Learning motor actions by observing others: The roles of the mirror neuron system and prefrontal cortex
Tuesday 16 December 2008, 1115-1140
Lecture Theatre 1, Management School Building
Mirror neurons become activated both during performing actions and whilst observing another individual performing a similar action. Two main functions of these neurons are understanding the actions of others, and, predominantly in humans, imitation. Mirror neurons are thus a crucial building block for social interaction and communication. Are these neurons also involved when novel actions are learned via observing others?
This talk, by Psychology's Stefan Vogt, will outline a series of brain imaging studies employing functional magnetic resonance imaging (fMRI), which have explored the role of the mirror neuron system in learning novel actions by observation.
Participants were scanned whilst they imitated unfamiliar hand actions (guitar chords). It was found that:
- The mirror neuron system is indeed involved in imitation learning
- It is involved more strongly for novel actions than for familiar actions
- The dorsolateral prefrontal cortex (DLPFC) was activated during imitation of novel actions.
The DLPFC is a high-level control system which was likely engaging in restructuring the represented motor elements into a complete finger configuration.

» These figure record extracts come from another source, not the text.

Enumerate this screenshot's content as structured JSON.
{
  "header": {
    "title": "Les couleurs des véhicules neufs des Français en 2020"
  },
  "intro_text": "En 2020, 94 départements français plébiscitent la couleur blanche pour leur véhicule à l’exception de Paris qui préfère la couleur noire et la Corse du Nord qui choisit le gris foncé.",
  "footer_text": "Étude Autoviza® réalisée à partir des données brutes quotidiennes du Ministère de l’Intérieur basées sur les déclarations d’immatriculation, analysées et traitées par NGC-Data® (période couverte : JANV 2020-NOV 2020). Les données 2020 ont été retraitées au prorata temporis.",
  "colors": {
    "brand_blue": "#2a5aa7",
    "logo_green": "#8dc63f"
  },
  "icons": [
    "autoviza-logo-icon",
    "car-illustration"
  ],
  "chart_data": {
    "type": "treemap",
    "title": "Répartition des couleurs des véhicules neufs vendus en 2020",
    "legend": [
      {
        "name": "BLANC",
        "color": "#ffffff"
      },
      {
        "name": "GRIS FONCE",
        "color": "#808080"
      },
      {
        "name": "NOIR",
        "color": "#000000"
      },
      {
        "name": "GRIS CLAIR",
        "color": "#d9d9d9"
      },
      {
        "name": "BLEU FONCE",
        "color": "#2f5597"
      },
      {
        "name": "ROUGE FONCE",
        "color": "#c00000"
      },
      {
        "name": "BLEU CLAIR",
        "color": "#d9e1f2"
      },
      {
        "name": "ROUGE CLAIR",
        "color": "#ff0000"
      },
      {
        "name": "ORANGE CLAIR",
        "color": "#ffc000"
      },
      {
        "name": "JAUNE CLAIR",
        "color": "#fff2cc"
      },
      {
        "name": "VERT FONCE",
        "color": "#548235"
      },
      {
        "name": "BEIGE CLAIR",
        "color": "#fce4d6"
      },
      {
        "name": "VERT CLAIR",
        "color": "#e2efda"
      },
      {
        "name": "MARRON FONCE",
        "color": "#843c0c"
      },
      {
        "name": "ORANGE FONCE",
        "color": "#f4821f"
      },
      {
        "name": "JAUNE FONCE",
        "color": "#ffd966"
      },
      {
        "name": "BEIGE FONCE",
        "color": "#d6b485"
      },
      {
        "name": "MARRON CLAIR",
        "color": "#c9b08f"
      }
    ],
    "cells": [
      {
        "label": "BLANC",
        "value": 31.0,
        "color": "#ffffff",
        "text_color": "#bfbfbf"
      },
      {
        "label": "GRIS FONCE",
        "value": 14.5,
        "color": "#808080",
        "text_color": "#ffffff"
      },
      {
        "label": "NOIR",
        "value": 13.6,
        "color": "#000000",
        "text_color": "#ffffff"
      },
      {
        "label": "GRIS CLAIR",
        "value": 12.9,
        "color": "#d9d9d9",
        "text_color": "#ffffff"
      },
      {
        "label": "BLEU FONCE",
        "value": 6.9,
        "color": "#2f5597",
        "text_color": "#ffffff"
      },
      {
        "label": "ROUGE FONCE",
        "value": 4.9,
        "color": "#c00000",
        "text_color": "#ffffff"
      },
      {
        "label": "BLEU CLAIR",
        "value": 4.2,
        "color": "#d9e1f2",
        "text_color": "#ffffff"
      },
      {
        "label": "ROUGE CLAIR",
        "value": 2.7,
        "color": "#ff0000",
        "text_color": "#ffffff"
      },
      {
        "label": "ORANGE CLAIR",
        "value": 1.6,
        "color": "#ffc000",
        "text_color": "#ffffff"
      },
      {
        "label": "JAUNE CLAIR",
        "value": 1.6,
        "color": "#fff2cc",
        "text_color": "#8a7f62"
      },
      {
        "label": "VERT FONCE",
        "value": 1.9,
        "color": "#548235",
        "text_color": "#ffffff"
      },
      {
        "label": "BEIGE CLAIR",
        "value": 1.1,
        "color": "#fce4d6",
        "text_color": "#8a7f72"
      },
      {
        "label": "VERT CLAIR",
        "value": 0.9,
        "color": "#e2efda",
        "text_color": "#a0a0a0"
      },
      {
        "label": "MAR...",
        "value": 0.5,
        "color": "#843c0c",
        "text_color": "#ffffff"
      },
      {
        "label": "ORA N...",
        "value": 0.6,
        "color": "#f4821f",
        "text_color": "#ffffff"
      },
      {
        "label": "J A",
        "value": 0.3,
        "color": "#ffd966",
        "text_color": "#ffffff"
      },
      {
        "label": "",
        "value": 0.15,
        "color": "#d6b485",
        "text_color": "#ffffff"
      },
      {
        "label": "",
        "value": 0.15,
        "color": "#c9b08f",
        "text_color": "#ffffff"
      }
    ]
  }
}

A further study demonstrated that chords can also be learned by pure observation. Participants who benefitted most from this observational practice showed stronger activations in DLPFC as well as in posterior parietal cortex, which most likely engaged in transforming the observed actions into motor and tactile signals. This opens up an interesting avenue for optimising observational learning procedures in sport and rehabilitation of motor function.
Ongoing research contrasting the imitation of hand postures with imitating sequences of finger movements and rhythms. Whereas the sequences largely engaged the same cortical regions as the hand postures (mirror neuron system), the rhythms mainly activated the human expressive speech region ('Broca's area').
Thus, the primary cortical representation system can vary according to the type of action observed. In addition, DLPFC tended to be less activated for the rhythms than for the sequences and hand postures: one possible explanation is that rhythms are encoded in a specialised system which does require less supervisory control than spatially oriented actions such as postures and sequences.